Artificial Intelligence Is Now Shockingly Good At Sounding Human

Synthetic voices have become ubiquitous. They feed us directions in the morning, shepherd us through phone calls by day and broadcast the news on smart speakers at night. And as the technology used to make them improves, these voices are becoming more and more human-sounding. This is the final frontier in synthetic speech: replicating not just what we say but how we say it.

Rupal Patel heads a research group at Northeastern University that studies speech prosody—the changes in pitch, loudness and duration that we use to convey intent and emotion through voice. “Sometimes people think of it as the icing on the cake,” she explains. “You have the message, and now it’s how you modulate that message, but I really think it’s the scaffolding that gives meaning to the message itself.”

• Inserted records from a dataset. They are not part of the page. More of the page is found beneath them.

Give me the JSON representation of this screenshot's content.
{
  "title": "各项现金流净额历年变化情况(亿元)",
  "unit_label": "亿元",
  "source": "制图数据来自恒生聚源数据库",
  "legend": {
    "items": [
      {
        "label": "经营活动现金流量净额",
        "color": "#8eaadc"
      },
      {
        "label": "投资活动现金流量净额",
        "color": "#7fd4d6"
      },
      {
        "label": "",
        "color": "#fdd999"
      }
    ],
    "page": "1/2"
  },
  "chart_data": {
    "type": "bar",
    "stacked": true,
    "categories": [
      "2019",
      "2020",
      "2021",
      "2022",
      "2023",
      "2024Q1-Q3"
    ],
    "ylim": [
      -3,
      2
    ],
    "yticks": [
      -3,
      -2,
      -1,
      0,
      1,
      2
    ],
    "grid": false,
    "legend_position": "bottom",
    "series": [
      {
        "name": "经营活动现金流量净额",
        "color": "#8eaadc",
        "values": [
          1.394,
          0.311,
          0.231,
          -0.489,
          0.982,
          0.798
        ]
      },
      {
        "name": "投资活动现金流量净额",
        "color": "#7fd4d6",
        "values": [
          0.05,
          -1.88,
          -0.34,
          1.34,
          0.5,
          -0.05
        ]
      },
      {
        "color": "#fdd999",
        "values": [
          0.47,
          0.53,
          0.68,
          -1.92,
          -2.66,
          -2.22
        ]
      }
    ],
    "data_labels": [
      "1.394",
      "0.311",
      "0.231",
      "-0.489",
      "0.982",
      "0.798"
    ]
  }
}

Patel says she grew interested in prosody after finding it was the only element of vocal communication that seemed to be available to people with some kinds of severe speech disorders. These patients were able to make expressive sounds even if they could not speak clearly. In 2014 Patel founded a company to build custom synthetic voices for nonspeaking individuals. VocaliD has since expanded to commercial brands and influencers.

Synthetic speech has come a long way over the years. At age nine, Siri is the oldest virtual assistant—but in the world of speaking machines, she’s a baby. People have been trying to synthesize speech since at least the 18th century, when an Austro-Hungarian inventor built a crude replica of the human vocal tract that could articulate entire phrases (albeit in a monotone).

Current machine-learning techniques can model human speech, complete with awkward pauses and lip smacks. Still, training on thousands of samples per second is prohibitively expensive for most real-world systems. Researchers, including those at VocaliD, are continually implementing newer and more efficient methods.

But even as the remaining gaps between human and synthetic speech are steadily closing, truly lifelike prosody continues to elude even the most sophisticated systems. Maybe what’s still missing requires machines not only to mimic humans but also to feel like us.